A special court commissioned by the High Court convicted
Judge Hila Cohen of the Haifa Magistrate Court of improper
discharge of duty and conduct unbecoming a judge. She was
then sentenced to a reprimand and a job transfer, although
Judge Arad wanted to have her permanently removed from the
bench.
As reported by News First Class, a website of
investigative reporter Yoav Yitzhak, Hila Cohen was
appointed to the Haifa Magistrate Court in 2002. At first
she served as a small-claims judge and later as a judge for
local matters.
A legal complaint, filed against Judge Cohen five months ago
on 31 March by Justice Minister Tzippi Livni, describes two
incidents in which Judge Cohen arrived late for cases she
was scheduled to hear. Although the litigants had left the
courtroom before she arrived, Judge Cohen subsequently
arranged transcripts to give the impression that a hearing
had been held before her with the litigants in attendance.

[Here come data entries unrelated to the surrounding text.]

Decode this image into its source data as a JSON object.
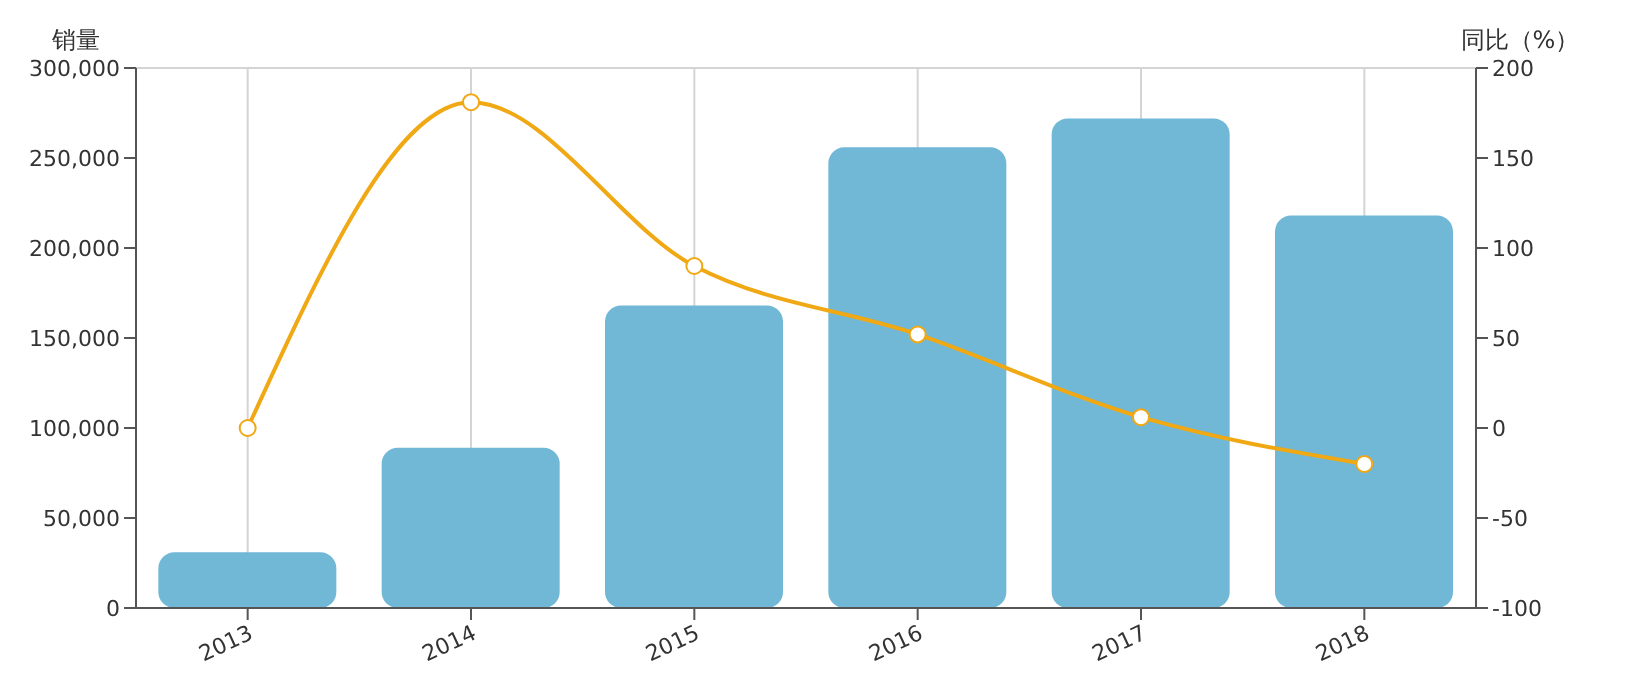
{
  "chart_data": {
    "type": "bar",
    "ylabel": "销量",
    "y2label": "同比（%）",
    "categories": [
      "2013",
      "2014",
      "2015",
      "2016",
      "2017",
      "2018"
    ],
    "series": [
      {
        "color": "#70b8d6",
        "values": [
          31000,
          89000,
          168000,
          256000,
          272000,
          218000
        ]
      },
      {
        "type": "line",
        "axis": "y2",
        "color": "#f0a814",
        "values": [
          0,
          181,
          90,
          52,
          6,
          -20
        ]
      }
    ],
    "ylim": [
      0,
      300000
    ],
    "yticks": [
      {
        "value": 0,
        "label": "0"
      },
      {
        "value": 50000,
        "label": "50,000"
      },
      {
        "value": 100000,
        "label": "100,000"
      },
      {
        "value": 150000,
        "label": "150,000"
      },
      {
        "value": 200000,
        "label": "200,000"
      },
      {
        "value": 250000,
        "label": "250,000"
      },
      {
        "value": 300000,
        "label": "300,000"
      }
    ],
    "y2lim": [
      -100,
      200
    ],
    "y2ticks": [
      -100,
      -50,
      0,
      50,
      100,
      150,
      200
    ],
    "grid": true,
    "legend": false,
    "marker": "circle",
    "line_style": "solid"
  }
}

When she finished preparing the transcripts and the
decisions, she tore up written requests that the litigants
had left behind to postpone the hearing, and threw them into
the trash.
"The defendant did all this in order to conceal and cover up
her frequent lateness and absences from the courtroom on
days and times when hearings were scheduled," reads the
complaint.
According to the ruling, "On June 19, 2005 we decided to
charge Judge Hila Cohen with improper discharge of her duty
in violation of Regulation 18a(1) of the Court Law and with
conducting herself in a manner unbecoming her status as a
judge in Israel in violation of Regulation 18a(2) of the
Courts Law. The grounds for the complaint are described in
detail in the ruling. In summary, it was proven to the
special court that while sitting on the bench over the
course of two days of hearings, Judge Cohen produced 14
transcripts and decisions that did not properly reflect the
events that took place in the courtroom during the actual
hearings conducted before her."
The special court assessed Yaakov Geva's request for a
hearing delay in one of the incidents. Geva's hearing was
originally scheduled for 9:00 a.m., but by 10:10 a.m. Judge
Cohen had still not arrived. Unable to wait any longer, Geva
filed a written request for a postponement of the hearing
and left, but when Judge Cohen finally arrived she listed in
the transcripts that Geva was present at the hearing and
that verbal exchanges even took place between the two
litigants. Her decision for that day did not include any
mention of the postponement request, her own tardiness or
Geva's inability to wait any longer.
In the ruling Judge Cheshin writes, "An individual reading
the transcripts can arrive at only one conclusion: the
defendants and their representatives were present during the
courtroom hearings and even made remarks and requests. Yet
nobody denies that the defendants and their attorneys were
not in the courtroom when the transcripts were written.
Therefore the transcripts were misleading, transcripts that
do not properly reflect, as they should, what was said and
what took place in the hearings held before Judge Cohen.
Furthermore, Judge Cohen tore up and destroyed requests for
hearing postponements left behind by litigants before they
left the courthouse, thereby preventing the requests from
being documented in the court files."
Judge Cohen admitted to most of the facts listed in the
complaint but claimed they were not done to hide her
lateness but were innocent errors and not intended to
conceal the litigants' absence from the hearings. She also
claimed that the complaints against her were started by
workers at the City of Haifa's Justice Department acting in
collusion against her due to her desire to alter practices
at the Court for Local Matters.
"Tearing up requests and throwing the pieces into the trash
is a serious lapse in Judge Cohen's conduct and we note that
we have never heard of this type of conduct by a judge,"
writes Judge Cheshin in the ruling. However Judge Cheshin
did not determine that her actions were designed to cover up
arriving late at hearings and therefore did not find it
necessary to have her stripped of her judicial powers.
Judge M. Arad, however, writes, "At the foundation of being
a judge are personal integrity and honesty. Without these
traits a person cannot be a judge (see "Shofet Bachevrah
Democratit" by Aharon Barak, 2004, p. 409). The opinion I
wrote describes the judge's actions in detail. These acts
show that the judge intentionally prepared, in 14 cases,
false transcripts and destroyed requests by the defendants
in order to prevent the documentation of her many late
arrivals at the courthouse. Therefore, in my opinion, the
appropriate punishment for the inappropriate conduct of the
judge is to remove her from her post."